Martha Redbone Roots Project

Martha RedboneWe were unsure what to expect with this concert but it turned out to be a fun evening.  This was a mix of bluegrass and country music, but it was a bit unusual that the lyrics were from the poems of William Blake.

Between songs, Martha would touch her hillbilly roots, at one point mentioning that she had both eaten and worn squirrels.  But she also has roots in Brooklyn and can easily adopt that accent.

Martha Redbone website

Program notes

Lady Day at Emerson’s Bar & Grill

Lady DayThis was a “bio” performance that channeled Billie Holiday.  It was set up like a nightclub in a theater with tables and waiters for drinks.  The cast was really just one person, Audra McDonald as Billie, backed up with piano, bass and drums.  Audra really captured Billie’s voice and style, and she went through the great classics.  Along with the songs were stories from Billie’s life, as if she was telling the nightclub audience.
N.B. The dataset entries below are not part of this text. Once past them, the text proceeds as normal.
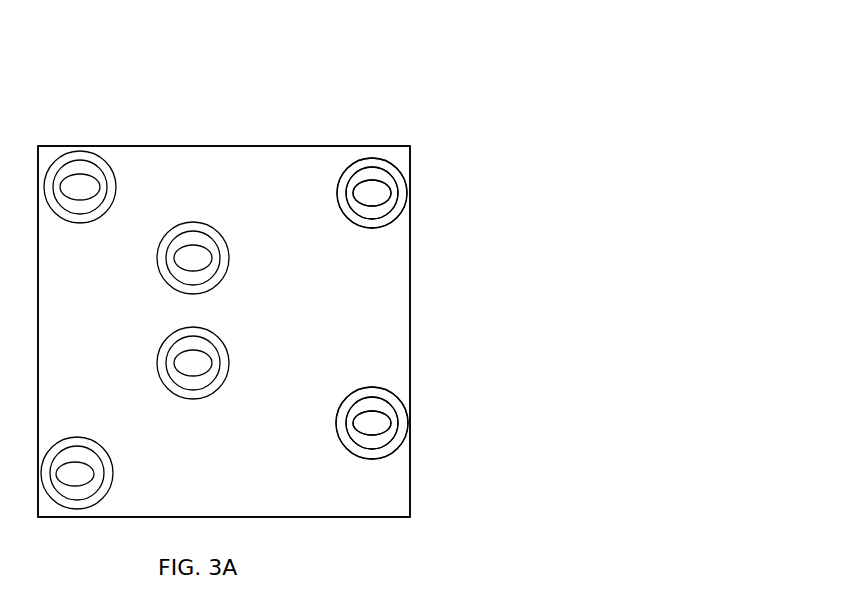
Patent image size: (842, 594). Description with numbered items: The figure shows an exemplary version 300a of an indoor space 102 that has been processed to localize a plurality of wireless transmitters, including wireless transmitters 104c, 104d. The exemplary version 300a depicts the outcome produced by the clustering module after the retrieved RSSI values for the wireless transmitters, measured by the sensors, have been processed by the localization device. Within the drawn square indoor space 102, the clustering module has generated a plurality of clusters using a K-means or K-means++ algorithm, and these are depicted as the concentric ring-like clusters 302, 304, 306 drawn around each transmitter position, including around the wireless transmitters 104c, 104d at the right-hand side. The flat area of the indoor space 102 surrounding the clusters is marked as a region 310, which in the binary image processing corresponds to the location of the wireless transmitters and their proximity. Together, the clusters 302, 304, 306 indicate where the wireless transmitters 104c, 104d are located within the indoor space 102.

The exemplary version 300a is at (495, 85).
The indoor space 102 is at (222, 146).
The wireless transmitter 104c is at (372, 432).
The wireless transmitter 104d is at (378, 192).
The cluster 302 is at (386, 179).
The cluster 304 is at (397, 197).
The cluster 306 is at (370, 205).
The white region 310 is at (363, 315).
The playbill had this from the writer, Lanie Robertson:

In 1959, a boyfriend of mine saw the great Billie Holiday in a little dive in North Philadelphia about three months before she died.  He said she stumbled in obviously “quite high,” carrying her little Chihuahua Pepi, whom she introduced to her audience.  A water glass was kept well filled with booze atop the piano for her.  She and a piano player performed ten or 12 of her songs for an audience of seven patrons.  Then, he said, she staggered out.

That image of the world’s greatest jazz singer being so undervalued at the end of her life and career was an image that always haunted me.

Writing Lady Day at Emersons’s Bar & Grill was an attempt to rid myself of that ghost.